As primeiras histórias que eu me lembro de ter lido foram as fábulas de La Fontaine, com ilustrações de Gustave Doré. Algumas gravuras ficaram entranhadas para sempre na minha cabeça. A fábula da Assembléia de Ratos, por exemplo. Lembro com nitidez do amontoado de ratos na penumbra de um celeiro, as cabeças viradas para onde se adivinhava o gato. Mestre do claro e do escuro, abusando de linhas recheadas, Doré deixava um minúsculo ponto branco nos olhos dos ratos. Mas era o suficiente.

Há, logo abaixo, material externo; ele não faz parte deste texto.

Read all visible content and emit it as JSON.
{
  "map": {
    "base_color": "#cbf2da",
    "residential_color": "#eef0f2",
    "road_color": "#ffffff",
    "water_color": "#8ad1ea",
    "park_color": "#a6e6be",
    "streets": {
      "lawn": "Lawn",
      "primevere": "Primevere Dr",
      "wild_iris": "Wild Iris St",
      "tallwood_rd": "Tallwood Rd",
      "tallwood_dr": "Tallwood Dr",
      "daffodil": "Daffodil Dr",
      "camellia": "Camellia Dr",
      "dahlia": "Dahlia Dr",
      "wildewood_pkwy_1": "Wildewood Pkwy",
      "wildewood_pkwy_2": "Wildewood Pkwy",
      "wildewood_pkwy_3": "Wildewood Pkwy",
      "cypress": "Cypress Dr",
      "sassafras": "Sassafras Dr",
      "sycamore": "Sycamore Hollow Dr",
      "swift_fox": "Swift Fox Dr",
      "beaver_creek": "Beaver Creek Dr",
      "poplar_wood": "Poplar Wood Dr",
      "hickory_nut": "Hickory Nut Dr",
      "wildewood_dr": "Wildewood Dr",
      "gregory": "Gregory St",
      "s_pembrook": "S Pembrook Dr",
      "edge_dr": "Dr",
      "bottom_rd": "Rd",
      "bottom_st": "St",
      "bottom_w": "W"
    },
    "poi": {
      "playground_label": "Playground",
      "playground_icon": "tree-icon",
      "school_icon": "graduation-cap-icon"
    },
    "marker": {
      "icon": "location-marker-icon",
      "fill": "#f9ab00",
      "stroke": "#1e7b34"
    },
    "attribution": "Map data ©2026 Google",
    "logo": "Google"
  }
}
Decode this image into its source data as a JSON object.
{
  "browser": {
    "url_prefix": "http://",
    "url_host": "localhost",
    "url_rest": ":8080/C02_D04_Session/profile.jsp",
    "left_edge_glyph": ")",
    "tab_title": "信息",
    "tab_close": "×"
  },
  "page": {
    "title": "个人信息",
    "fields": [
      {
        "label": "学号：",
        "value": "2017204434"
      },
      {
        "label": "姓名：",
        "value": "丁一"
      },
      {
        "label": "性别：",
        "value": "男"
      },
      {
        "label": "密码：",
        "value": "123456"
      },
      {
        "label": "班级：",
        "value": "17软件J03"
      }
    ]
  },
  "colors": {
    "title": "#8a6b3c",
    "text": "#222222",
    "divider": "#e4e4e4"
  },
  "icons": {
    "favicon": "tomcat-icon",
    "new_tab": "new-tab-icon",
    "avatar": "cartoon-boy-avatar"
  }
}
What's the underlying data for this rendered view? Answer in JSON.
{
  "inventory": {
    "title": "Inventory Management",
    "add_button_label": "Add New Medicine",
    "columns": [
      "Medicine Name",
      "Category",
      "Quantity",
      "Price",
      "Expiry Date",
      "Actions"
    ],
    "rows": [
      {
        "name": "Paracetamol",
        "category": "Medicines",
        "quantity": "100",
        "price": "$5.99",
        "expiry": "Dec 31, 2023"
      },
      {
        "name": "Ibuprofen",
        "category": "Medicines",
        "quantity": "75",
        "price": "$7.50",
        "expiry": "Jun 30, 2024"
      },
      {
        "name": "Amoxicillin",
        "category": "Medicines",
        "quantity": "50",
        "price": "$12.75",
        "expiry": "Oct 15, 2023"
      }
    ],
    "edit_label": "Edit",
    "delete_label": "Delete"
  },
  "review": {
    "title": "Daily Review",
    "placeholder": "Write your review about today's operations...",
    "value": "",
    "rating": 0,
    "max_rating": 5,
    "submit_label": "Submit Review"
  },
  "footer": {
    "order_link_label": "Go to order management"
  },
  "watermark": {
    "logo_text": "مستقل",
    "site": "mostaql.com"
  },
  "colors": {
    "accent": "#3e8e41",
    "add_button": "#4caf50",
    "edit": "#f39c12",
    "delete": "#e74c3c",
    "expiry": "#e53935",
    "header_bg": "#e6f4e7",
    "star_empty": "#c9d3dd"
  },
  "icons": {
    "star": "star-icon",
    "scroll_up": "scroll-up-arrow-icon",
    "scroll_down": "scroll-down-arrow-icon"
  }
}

E mesmo sem que se visse muito, os ratos estavam ali, às dezenas, o brilho dos olhos de cada um evidenciando o covarde horroroso fingindo coragem.
A fábula ensina a desconfiar dos pretensos valentes de plantão. Os ratos metidos se revezam em grandes discursos recheados de pérolas da oratória, latim e alemão. Mas basta um barulhinho para que todos eles disparem para suas tocas, esquecendo do guizo e de todas as bravatas.
As ilustrações de Doré também tinham um jeito bem interessante de mostrar os carneiros. Eram sempre novelos circunlinhados de lã, espreitados por lobos malvados, traídos pelos cachorros cruéis, julgados por leões gulosos. Os carneiros não tinham vez. Se davam mal em todas as fábulas. Sapos também se ferravam. A multidão, em todas as fábulas, é sempre estúpida. Fábulas são ensinamentos simplistas com uma síntese moral. São maniqueístas, mas nem por isso falsas e desimportantes.
Outra ilustração que nunca me saiu da cabeça mostrava o cordeiro, na parte de baixo na beira do córrego, prestes a ser devorado por um lobo monstruoso. O cordeiro era injustamente acusado de sujar a água do lobo. O carneirinho, humildemente, explicava para o lobo mau que aquilo era impossível porque ele estava na parte de baixo do córrego. Se alguém havia sujado a água, esse alguém era o lobo. O lobo então acusava os pais do cordeiro. Ele dizia que aquilo também era impossível, pois era órfão. O lobo então acusava os avós do cordeiro. E o cordeiro explicava que aquilo também era impossível, porque havia acabado de se mudar para a região, junto com o restante do rebanho. O lobo então lhe dava uma patada forte e lhe partia o pescoço. Contra a força, não há argumentos. Essa é a moral da história.
E sempre haverá de ser.
Ria muito quando os ratos valentões fugiam para os buracos do celeiro. Lembro de chorar de pena do carneiro. Estava nesse festival de lembranças, na hora do almoço, quando minha filha me perguntou o que é orvalho. Dei a explicação da condensação das partículas de água do ar, mas ela não se mostrou muito satisfeita. Então disse para ela perguntar para o avô, meu pai, que tem uma fascinante história de orvalho para contar.
_ E o que é fascinante, paiê?
E é como um novelo de lã. É como descascar cebolas. Como as bonecas russas, bonecas dentro de bonecas.